Ярослав встал, подошел к двери и открыл ее перед Ниной.
— Подумай еще раз, — сказал он, пристально вглядываясь ей в глаза. — В этом мире не так много любви.
— Есть вещи, через которые нельзя переступить даже ради любви. — Нина обвела глазами комнату, в которой еще совсем недавно чувствовала себя счастливой. — Прощай, временный муж. Завтра отец приедет за моими шмотками. А если не приедет, можешь оставить их себе. Взамен тех лоскутков и бумажек, которые ты хранишь.
Глаза Ярослава стали колючими и злыми, губы сжались в прямую линию.
— Да, ты права! — Он рассмеялся мрачно и хрипло. — Надо уметь расставаться со своим прошлым. Сентиментальных романтиков — на свалку истории!
Он схватил папку и, сбежав по пролету лестницы, швырнул ее в мусоропровод. Затем вслед за Ниной вошел в лифт. Она чувствовала себя потрясенной, подавленной, а потому не в силах была заговорить.
— Не бойся, я не собираюсь тебя преследовать, — сказал Ярослав. — Хочу отвезти домой. Уже поздно, автобусы ходят плохо, а ты боишься темноты.
— Доберусь. — Нина нервно передернула плечами. — Не провожай, не надо.
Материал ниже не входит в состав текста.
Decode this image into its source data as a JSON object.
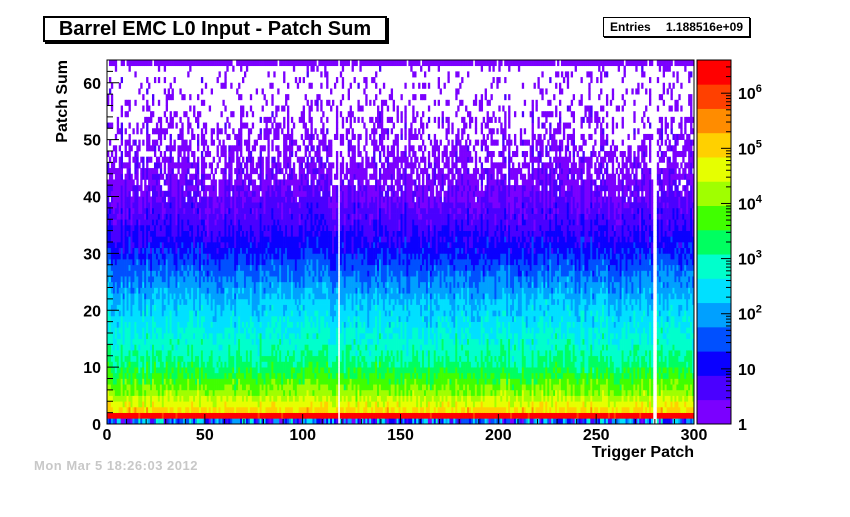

Как говорится, долгие проводы — лишние слезы.
На выходе из подъезда Ярослав все-таки придержал ее за руку и спросил:
— Так ты оставляешь мне хотя бы надежду?
— Надежду на что? — голос ее звучал резко, надломленно. — На возвращение этих десяти дней? В одну реку нельзя войти дважды.
— Надежду на будущее.
— Одному Богу известно наше будущее, — сказала она, не глядя на Ярослава и, вырвав свою руку из его пальцев, быстро зашагала прочь.
Глава одиннадцатая
Автобус был, на удивление, полупустым, и Нина даже села у окна. Итак, она уезжала. Уезжала от человека, который отравил ей несколько лет жизни, но который, вместе с тем, искренне ее любил — странной, почти болезненной любовью.
Теперь все, что связано с ним, останется в прошлом. Новую жизнь надо начинать без него. Он больше не будет преследовать. Она не позволит превратить себя в безгласного идола, которого можно и возвести на пьедестал и вывалять в грязи. Теперь Нина будет решать, кем и для кого ей становиться. В конце концов она не объект, а субъект. Личность, а не кукла для экспериментов.